Reinhard Kapfer: Die Frauen von Maroua, Pater Hammer. 188 Seien. 19,90 EUR
Sex und Konsum in Nordkamerun
Wenn die Frauen von Maroua, einer Provinzhauptstadt im äußersten Norden Kameruns, sich einem Mann »schenken«, dann erwarten sie dafür eine Gegenleistung: nämlich dass er nun auch ihre »Bedürfnisse« befriedigt, sie mit Stoffen, Haushaltsgeräten, Seife und neuerdings auch Mobiltelefonen versorgt. Die Beziehungen der Geschlechter in Kamerun, aber auch in anderen Regionen Westafrikas, sind von einer für europäische Vorstellungen merkwürdigen Mischung aus Materialismus und Emotionalität geprägt. Unverheiratete Frauen, die Beziehungen zu Männern pflegen, werden daher üblicherweise als »Prostituierte« angesehen.
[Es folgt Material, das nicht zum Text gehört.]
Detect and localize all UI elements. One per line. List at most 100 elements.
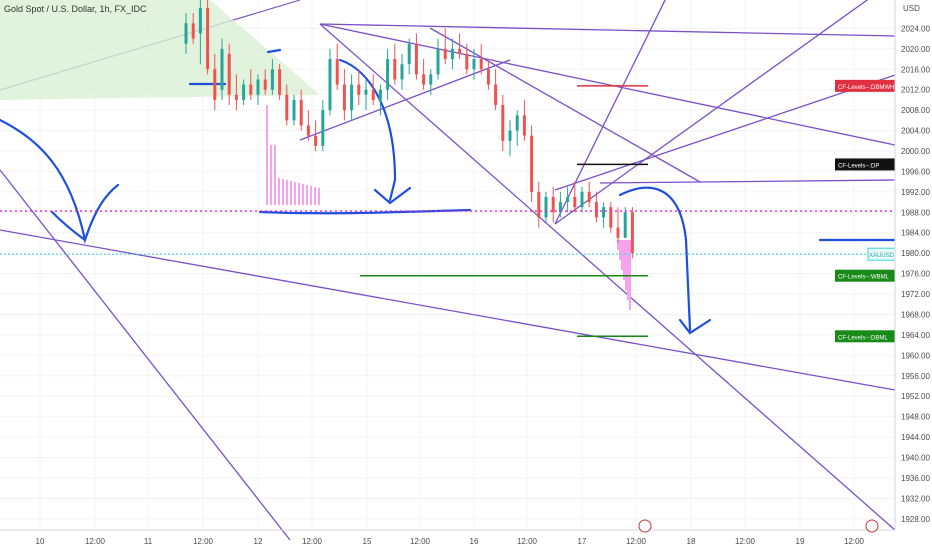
price-tick-label: 1936.00 xyxy=(901,474,930,483)
chart-title: Gold Spot / U.S. Dollar, 1h, FX_IDC xyxy=(4,4,147,14)
price-tick-label: 1996.00 xyxy=(901,167,930,176)
time-tick-label: 15 xyxy=(363,537,372,546)
price-tick-label: 1932.00 xyxy=(901,494,930,503)
price-tick-label: 1980.00 xyxy=(901,249,930,258)
candle-body xyxy=(393,59,397,80)
price-tick-label: 1940.00 xyxy=(901,454,930,463)
candle-body xyxy=(306,125,310,136)
price-tick-label: 2012.00 xyxy=(901,86,930,95)
trendline xyxy=(554,0,666,225)
time-tick-label: 12 xyxy=(254,537,263,546)
candle-body xyxy=(458,48,462,54)
price-tick-label: 1984.00 xyxy=(901,229,930,238)
candle-body xyxy=(321,110,325,146)
candle-body xyxy=(371,89,375,100)
candle-body xyxy=(486,69,490,85)
candle-body xyxy=(184,23,188,44)
candle-body xyxy=(537,191,541,218)
annotation-arrow xyxy=(338,58,397,202)
annotation-arrow xyxy=(266,48,282,54)
price-tick-label: 1960.00 xyxy=(901,351,930,360)
time-tick-label: 16 xyxy=(470,537,479,546)
price-tick-label: 1964.00 xyxy=(901,331,930,340)
time-tick-label: 18 xyxy=(687,537,696,546)
price-tick-label: 1948.00 xyxy=(901,413,930,422)
symbol-name: XAUUSD xyxy=(869,253,895,259)
time-tick-label: 11 xyxy=(144,537,153,546)
level-name: CF-Levels--:DBML xyxy=(838,335,888,341)
trendline xyxy=(599,179,896,184)
candle-body xyxy=(609,207,613,228)
event-flag-icon xyxy=(638,519,652,533)
time-tick-label: 12:00 xyxy=(85,537,106,546)
price-tick-label: 1988.00 xyxy=(901,208,930,217)
candle-body xyxy=(508,130,512,141)
candle-body xyxy=(213,69,217,100)
price-tick-label: 1952.00 xyxy=(901,392,930,401)
candle-body xyxy=(630,212,634,254)
price-tick-label: 2008.00 xyxy=(901,106,930,115)
price-tick-label: 2024.00 xyxy=(901,24,930,33)
candle-body xyxy=(206,7,210,70)
candle-body xyxy=(407,43,411,65)
time-tick-label: 12:00 xyxy=(193,537,214,546)
candle-body xyxy=(285,94,289,121)
candle-body xyxy=(443,48,447,60)
level-name-tag xyxy=(835,158,895,171)
candle-body xyxy=(551,196,555,213)
price-tick-label: 2004.00 xyxy=(901,127,930,136)
price-axis-bg xyxy=(895,0,932,550)
drawings xyxy=(0,0,897,541)
time-axis[interactable]: 10 12:00 11 12:00 12 12:00 15 12:00 16 12:00 17 12:… xyxy=(0,519,895,546)
time-tick-label: 12:00 xyxy=(517,537,538,546)
annotation-arrow xyxy=(0,118,120,245)
annotation-arrow xyxy=(50,210,87,242)
trendline xyxy=(0,169,291,541)
level-name-tag xyxy=(835,330,895,343)
candle-body xyxy=(566,196,570,203)
candle-body xyxy=(580,191,584,208)
level-name-tag xyxy=(835,79,895,92)
candle-body xyxy=(594,202,598,218)
candle-body xyxy=(501,105,505,141)
trendline xyxy=(299,59,511,141)
candle-body xyxy=(544,196,548,218)
candle-body xyxy=(242,84,246,100)
trendline xyxy=(0,229,896,391)
price-tick-label: 2020.00 xyxy=(901,45,930,54)
price-axis[interactable]: 2024.00 2020.00 2016.00 2012.00 2008.00 2004.… xyxy=(894,0,932,550)
candle-body xyxy=(450,48,454,60)
candle-body xyxy=(342,84,346,111)
trendline xyxy=(319,23,896,531)
candle-body xyxy=(616,227,620,238)
candle-body xyxy=(350,84,354,111)
time-tick-label: 12:00 xyxy=(302,537,323,546)
level-name-tag xyxy=(835,269,895,282)
price-tick-label: 2016.00 xyxy=(901,65,930,74)
candle-body xyxy=(270,69,274,90)
annotation-arrow xyxy=(618,186,692,332)
candle-body xyxy=(227,53,231,95)
candle-body xyxy=(234,94,238,100)
annotation-arrow xyxy=(678,318,712,335)
trendline xyxy=(319,23,896,37)
candle-body xyxy=(400,64,404,80)
candle-body xyxy=(364,89,368,95)
candle-body xyxy=(522,115,526,136)
shaded-zone xyxy=(0,0,320,100)
candle-body xyxy=(472,59,476,70)
time-tick-label: 17 xyxy=(578,537,587,546)
candle-body xyxy=(263,79,267,90)
candle-body xyxy=(278,69,282,95)
price-tick-label: 1956.00 xyxy=(901,372,930,381)
candle-body xyxy=(530,135,534,192)
candle-body xyxy=(479,59,483,70)
level-name: CF-Levels--:DBMWH xyxy=(838,85,894,91)
candle-body xyxy=(357,84,361,95)
candle-body xyxy=(299,99,303,126)
candle-body xyxy=(422,74,426,85)
price-tick-label: 1992.00 xyxy=(901,188,930,197)
candle-body xyxy=(314,135,318,146)
candle-body xyxy=(573,196,577,208)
Reinhard Kapfer hingegen versucht, die komplizierten Beziehungs- und Wirtschaftsstrukturen dieser seit dem 18. Jahrhundert islamisierten Kultur unvoreingenommen zu schildern. Einfühlsam befragte der Ethnologe Frauen und ebenso Männer (weshalb der Buchtitel nicht ganz nachvollziehbar ist) über ihr Verständnis von Liebe, Sexualität und Wirtschaft. Ein faszinierend differenziertes und äußerst komplexes Sozialgefüge wird so sichtbar, dessen Licht- und Schattenseiten ebenso nah beisammen liegen, wie die der rigiden europäischen Aufspaltung in »selbstlose Liebe« und »puren Materialismus«.